MeetMe is available on Apple’s App Store, where on Thursday it was ranked the 37th most popular app in social networking. Apple gets a cut of payments that take place on MeetMe, such as the virtual gifts. Under the age rating section, Apple warns users of intense and suggestive themes, mild sexual content and nudity and other adult behavior. There is no warning that the app has been used by predators to target children. Apple requires developers of social networking apps to have some type of content moderation in place.

Following an inquiry from The Post, MeetMe said it will go beyond a person’s username to check for sexual offenses. For instance, it will now check names on banking records when it pays streamers like Fisher and check whether the names in email addresses conflict with the names users provide the company when accounts are created.


Apple promises to remove apps that it says contain “over the line” content, “especially when it puts children at risk,” according to its website. It calls out pornographic material in particular. “It’s our store and we take responsibility for it,” the company site says. Apple spokesman Fred Sainz declined to comment on how Apple ensures that content moderation practices are effective at protecting users, particularly kids.

As a VIP, Fisher was given special promotion by MeetMe and a badge next to his name. He also received a direct line of communication to the company. When another MeetMe streamer outed Fisher’s identity as a registered sex offender, MeetMe removed Fisher’s VIP badge, but allowed him to keep streaming. Days later, after The Post contacted MeetMe about the incident, Fisher’s account was removed. Bissinger said MeetMe was notified of Fisher’s background by a user and that once it confirmed Fisher was a registered sex offender, the company removed him from the system. “There is no place for someone like Fisher on MeetMe,” he said.

After The Post made multiple attempts to reach Fisher on different numbers listed for him, a person identifying as Fisher said by phone that he had been kicked off MeetMe. Over text message, he said, “All this happened too fast & one thing I can say to start this off is i was labeled something I’m not.” Fisher then ended the conversation. He didn’t respond to further requests for comment.

Some of Meet Group’s safety measures came after a 2014 lawsuit brought by San Francisco city attorney Dennis Herrera, who alleged MeetMe had been used by predators to target minors, violating the rights of minors under California law. “Dozens of children nationwide have already been victimized by predators who used MeetMe to coerce minors into meeting,” Herrera wrote in the suit.

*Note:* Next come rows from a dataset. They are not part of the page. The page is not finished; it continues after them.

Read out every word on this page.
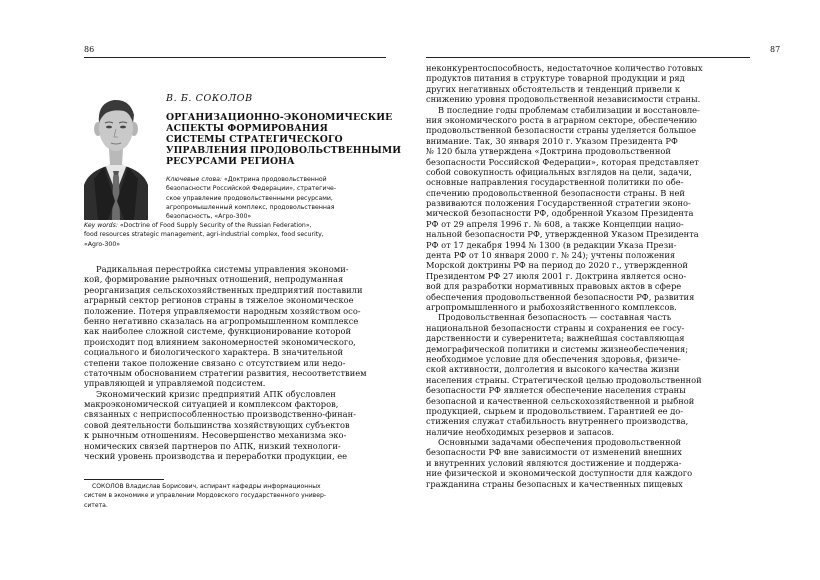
86	87
В. Б. СОКОЛОВ
ОРГАНИЗАЦИОННО-ЭКОНОМИЧЕСКИЕ
АСПЕКТЫ ФОРМИРОВАНИЯ
СИСТЕМЫ СТРАТЕГИЧЕСКОГО
УПРАВЛЕНИЯ ПРОДОВОЛЬСТВЕННЫМИ
РЕСУРСАМИ РЕГИОНА
Ключевые слова: «Доктрина продовольственной
безопасности Российской Федерации», стратегиче-
ское управление продовольственными ресурсами,
агропромышленный комплекс, продовольственная
безопасность, «Агро-300»
Key words: «Doctrine of Food Supply Security of the Russian Federation»,
food resources strategic management, agri-industrial complex, food security,
«Agro-300»
Радикальная перестройка системы управления экономи-
кой, формирование рыночных отношений, непродуманная
реорганизация сельскохозяйственных предприятий поставили
аграрный сектор регионов страны в тяжелое экономическое
положение. Потеря управляемости народным хозяйством осо-
бенно негативно сказалась на агропромышленном комплексе
как наиболее сложной системе, функционирование которой
происходит под влиянием закономерностей экономического,
социального и биологического характера. В значительной
степени такое положение связано с отсутствием или недо-
статочным обоснованием стратегии развития, несоответствием
управляющей и управляемой подсистем.
Экономический кризис предприятий АПК обусловлен
макроэкономической ситуацией и комплексом факторов,
связанных с неприспособленностью производственно-финан-
совой деятельности большинства хозяйствующих субъектов
к рыночным отношениям. Несовершенство механизма эко-
номических связей партнеров по АПК, низкий технологи-
ческий уровень производства и переработки продукции, ее
СОКОЛОВ Владислав Борисович, аспирант кафедры информационных
систем в экономике и управлении Мордовского государственного универ-
ситета.
неконкурентоспособность, недостаточное количество готовых
продуктов питания в структуре товарной продукции и ряд
других негативных обстоятельств и тенденций привели к
снижению уровня продовольственной независимости страны.
В последние годы проблемам стабилизации и восстановле-
ния экономического роста в аграрном секторе, обеспечению
продовольственной безопасности страны уделяется большое
внимание. Так, 30 января 2010 г. Указом Президента РФ
№ 120 была утверждена «Доктрина продовольственной
безопасности Российской Федерации», которая представляет
собой совокупность официальных взглядов на цели, задачи,
основные направления государственной политики по обе-
спечению продовольственной безопасности страны. В ней
развиваются положения Государственной стратегии эконо-
мической безопасности РФ, одобренной Указом Президента
РФ от 29 апреля 1996 г. № 608, а также Концепции нацио-
нальной безопасности РФ, утвержденной Указом Президента
РФ от 17 декабря 1994 № 1300 (в редакции Указа Прези-
дента РФ от 10 января 2000 г. № 24); учтены положения
Морской доктрины РФ на период до 2020 г., утвержденной
Президентом РФ 27 июля 2001 г. Доктрина является осно-
вой для разработки нормативных правовых актов в сфере
обеспечения продовольственной безопасности РФ, развития
агропромышленного и рыбохозяйственного комплексов.
Продовольственная безопасность — составная часть
национальной безопасности страны и сохранения ее госу-
дарственности и суверенитета; важнейшая составляющая
демографической политики и системы жизнеобеспечения;
необходимое условие для обеспечения здоровья, физиче-
ской активности, долголетия и высокого качества жизни
населения страны. Стратегической целью продовольственной
безопасности РФ является обеспечение населения страны
безопасной и качественной сельскохозяйственной и рыбной
продукцией, сырьем и продовольствием. Гарантией ее до-
стижения служат стабильность внутреннего производства,
наличие необходимых резервов и запасов.
Основными задачами обеспечения продовольственной
безопасности РФ вне зависимости от изменений внешних
и внутренних условий являются достижение и поддержа-
ние физической и экономической доступности для каждого
гражданина страны безопасных и качественных пищевых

The parties settled a year later, with MeetMe agreeing to implement new measures, such as not publishing the locations of its underage users and simplifying its privacy policy. “Our settlement includes groundbreaking steps to protect the safety and privacy of minor teenagers, just as we’d hoped,” Herrera said in a statement at the time. MeetMe also agreed to pay $200,000 in damages and attorneys’ fees to San Francisco. Herrera did not respond to a request for comment.

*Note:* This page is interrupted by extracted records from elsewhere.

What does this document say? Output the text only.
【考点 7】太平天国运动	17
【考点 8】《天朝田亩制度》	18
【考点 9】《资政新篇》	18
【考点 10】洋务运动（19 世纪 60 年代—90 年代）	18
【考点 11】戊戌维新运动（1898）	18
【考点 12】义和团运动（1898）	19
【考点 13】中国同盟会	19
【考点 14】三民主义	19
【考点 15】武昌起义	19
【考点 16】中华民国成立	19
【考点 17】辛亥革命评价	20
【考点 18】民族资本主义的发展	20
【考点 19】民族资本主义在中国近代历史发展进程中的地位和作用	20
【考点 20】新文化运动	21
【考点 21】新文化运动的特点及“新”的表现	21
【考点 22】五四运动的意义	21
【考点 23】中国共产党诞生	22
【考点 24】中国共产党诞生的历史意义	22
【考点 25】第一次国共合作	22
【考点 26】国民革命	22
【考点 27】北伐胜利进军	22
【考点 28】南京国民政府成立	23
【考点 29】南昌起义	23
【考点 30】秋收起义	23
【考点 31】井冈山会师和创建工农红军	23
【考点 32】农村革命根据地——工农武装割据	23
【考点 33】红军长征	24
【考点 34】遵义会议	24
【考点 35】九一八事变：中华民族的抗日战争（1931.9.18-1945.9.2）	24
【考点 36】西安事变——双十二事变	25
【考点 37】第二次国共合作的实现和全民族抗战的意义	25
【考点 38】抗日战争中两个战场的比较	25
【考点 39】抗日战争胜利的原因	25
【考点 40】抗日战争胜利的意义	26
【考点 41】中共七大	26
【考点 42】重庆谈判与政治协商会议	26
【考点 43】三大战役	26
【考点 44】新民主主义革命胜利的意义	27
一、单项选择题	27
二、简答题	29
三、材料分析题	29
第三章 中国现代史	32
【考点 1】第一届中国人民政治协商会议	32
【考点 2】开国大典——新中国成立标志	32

Those safety measures didn’t stop 22-year-old Joseph Meili, who pleaded guilty in June to third-degree child molestation of an 11-year-old girl he met on MeetMe. Police charged him with child kidnapping, statutory rape and statutory sodomy, but those charges were dropped. Scott Pierson, an attorney for Meili, has said his client did not know the victim was underage.


Many teens and parents are unaware of the dangers of online apps that promise to help people meet new friends online. Last month, Blanca Vargas, whose 26-year-old son was murdered after going on a date with someone he met on MeetMe, sued the company for wrongful death, false advertising and fraud. Vargas said in the suit, filed in Kern County Superior Court north of Los Angeles, that the company lulled users into a false sense of security by claiming it screens users for sex offender status and monitors the app for dangerous behavior. The alleged murderer had pending charges for assault and child endangerment at the time of the murder. Vargas declined to comment through her attorneys.

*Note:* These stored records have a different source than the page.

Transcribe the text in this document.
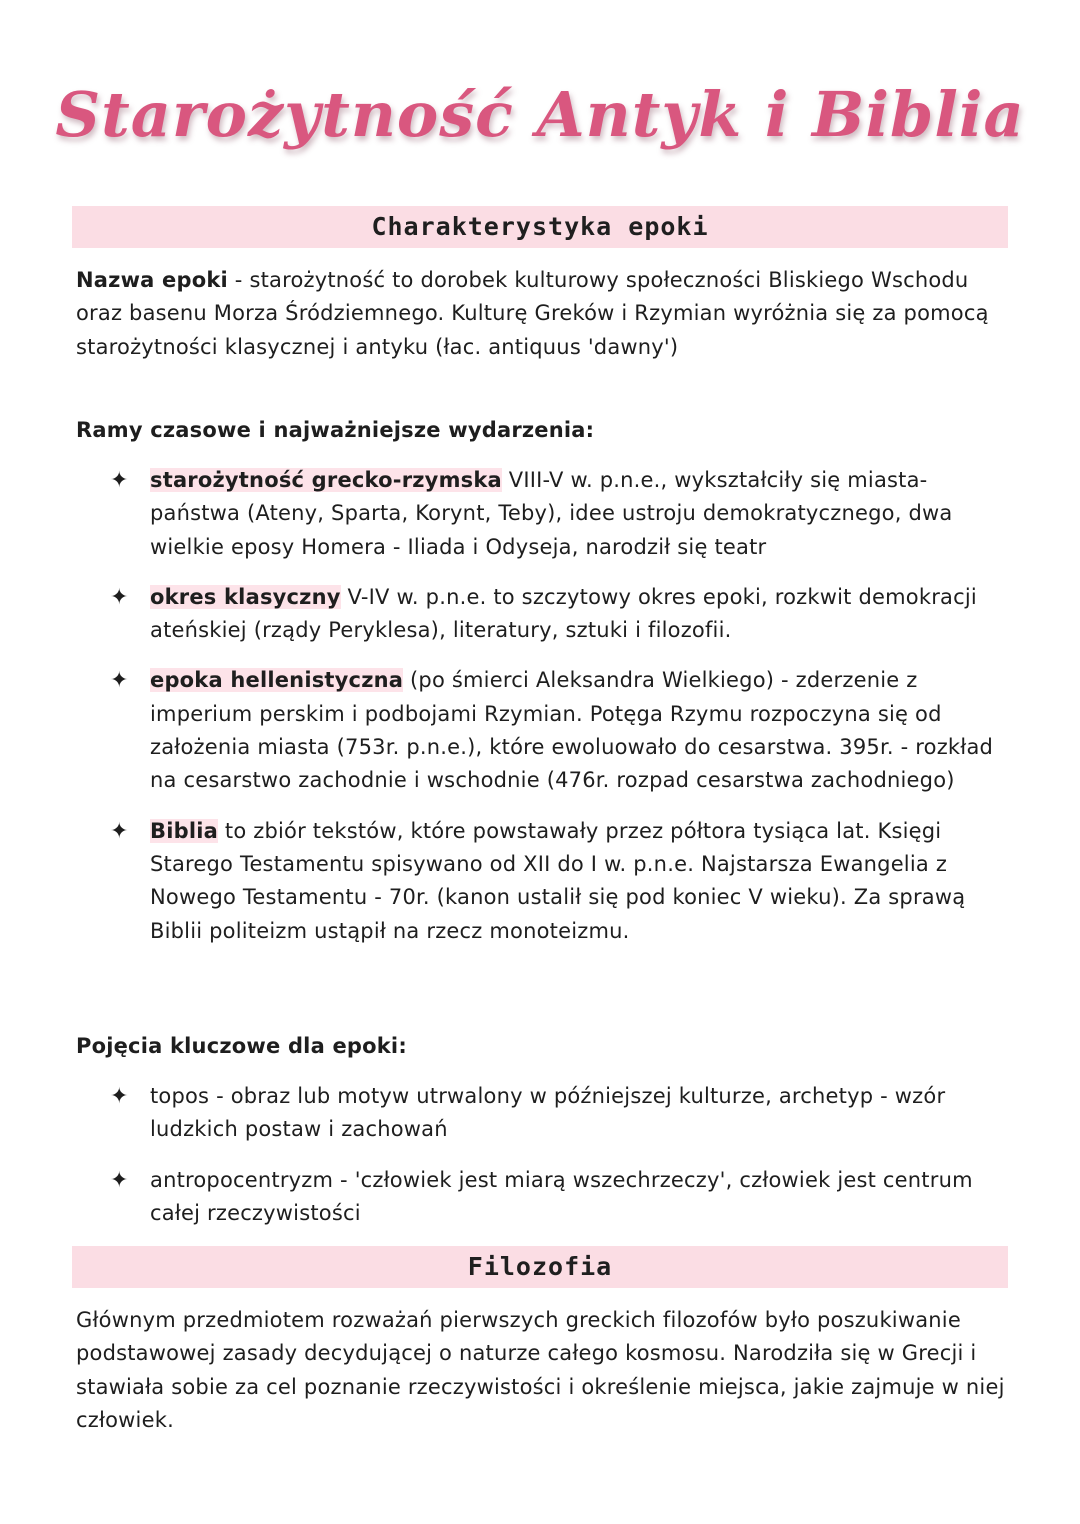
Starożytność Antyk i Biblia
Charakterystyka epoki
Nazwa epoki - starożytność to dorobek kulturowy społeczności Bliskiego Wschodu oraz basenu Morza Śródziemnego. Kulturę Greków i Rzymian wyróżnia się za pomocą starożytności klasycznej i antyku (łac. antiquus 'dawny')
Ramy czasowe i najważniejsze wydarzenia:
✦ starożytność grecko-rzymska VIII-V w. p.n.e., wykształciły się miasta-państwa (Ateny, Sparta, Korynt, Teby), idee ustroju demokratycznego, dwa wielkie eposy Homera - Iliada i Odyseja, narodził się teatr
✦ okres klasyczny V-IV w. p.n.e. to szczytowy okres epoki, rozkwit demokracji ateńskiej (rządy Peryklesa), literatury, sztuki i filozofii.
✦ epoka hellenistyczna (po śmierci Aleksandra Wielkiego) - zderzenie z imperium perskim i podbojami Rzymian. Potęga Rzymu rozpoczyna się od założenia miasta (753r. p.n.e.), które ewoluowało do cesarstwa. 395r. - rozkład na cesarstwo zachodnie i wschodnie (476r. rozpad cesarstwa zachodniego)
✦ Biblia to zbiór tekstów, które powstawały przez półtora tysiąca lat. Księgi Starego Testamentu spisywano od XII do I w. p.n.e. Najstarsza Ewangelia z Nowego Testamentu - 70r. (kanon ustalił się pod koniec V wieku). Za sprawą Biblii politeizm ustąpił na rzecz monoteizmu.
Pojęcia kluczowe dla epoki:
✦ topos - obraz lub motyw utrwalony w późniejszej kulturze, archetyp - wzór ludzkich postaw i zachowań
✦ antropocentryzm - 'człowiek jest miarą wszechrzeczy', człowiek jest centrum całej rzeczywistości
Filozofia
Głównym przedmiotem rozważań pierwszych greckich filozofów było poszukiwanie podstawowej zasady decydującej o naturze całego kosmosu. Narodziła się w Grecji i stawiała sobie za cel poznanie rzeczywistości i określenie miejsca, jakie zajmuje w niej człowiek.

“Despite its advertising and claims to the public” the lawsuit reads, The Meet Group “was not sufficiently screening its users, and was knowingly allowing users who posed a danger to the general public.”

“The Meet Group is deeply saddened and disturbed by this horrible incident; however, the allegations with respect to the Company are completely without merit and it intends defend against them vigorously,” Bissinger said, adding that MeetMe does not do criminal background checks on users.

MeetMe was founded by two New Jersey high school students in 2005, at the height of the social media craze, when Myspace was all the rage and a year after Facebook was founded. Built by software engineers in India, it was designed to give students a better way to meet friends.

In 2011, the founders sold the company to Quepasa, an internet conglomerate, for a reported $100 million. (Quepasa has since changed its name to The Meet Group.) An infographic created by the two companies to publicize the deal touted MyYearbook, as it was then known, as being the No. 1 site for teens. MeetMe now says it eschews underage users and the age limit of the app is for users 17 and older. But younger users still find their way onto the app.

Two years ago, MeetMe joined the livestreaming trend, which included YouTube, Facebook Live, Twitch and others. Whereas those services often include people livestreaming a particular event, or playing a video game, MeetMe broadcasts usually involve a person sitting in front of the camera for long periods of time, interacting with the audience and receiving virtual goods.


Virtual gifts give audience members an interactive way to influence what they’re watching. For instance, a streamer might do pushups on camera every time a viewer offers a gift of a certain value. According to one of MeetMe’s recent podcasts, called “Streaming Wars,” its livestreaming feature was inspired by a Chinese app, Tantan, where live streamers, many of them young women, collect donations from adoring fans online.

But live streams create more opportunities for misuse of the app. Because they happen in real time, policing them can be next to impossible, and users can post lewd messages. Monetary rewards can incentivize streamers to provide inappropriate content. It’s one reason The Meet Group says it devotes more than half its staff to content moderation. But even with 350 people working on moderation and safety, it’s impossible to catch everything.

In one testimonial on the Meet Group’s website, Glenn Frankel, president of Family Watchdog, writes “The Meet Group … take[s] the task of identifying registered sexual offenders to keep them off their platforms very seriously. In the “safety measures” section of the site, the company says it screens “new registrants against databases of known sex offenders in the U.S. and regularly [rescreens] active users against these same lists, blocking registrations and activity from known sex offenders.” Frankel did not respond to a request for comment.

MeetMe claims to screen for people under the age of 17 using the apps. But those measures have proved easy to circumvent. In the App Store, minors can download adult apps by clicking a button certifying they are at least 17. Even when underage Apple users list their real ages, it’s still possible to download adult apps without any further verification.

One clue that there is misuse of the social network are the reviews on Apple’s App Store. Last month, The Post used machine learning to analyze more than 100,000 reviews for six popular chat apps and found more than 1,500 reviews containing reports of unwanted sexual content.

The analysis did not include MeetMe, but a review of the comments turned up several that complained of sexual and dangerous activity on the app. “There is no child protection or blockage,” a reviewer wrote in September, who complained children were being exposed to “inappropriate and disgusting things.”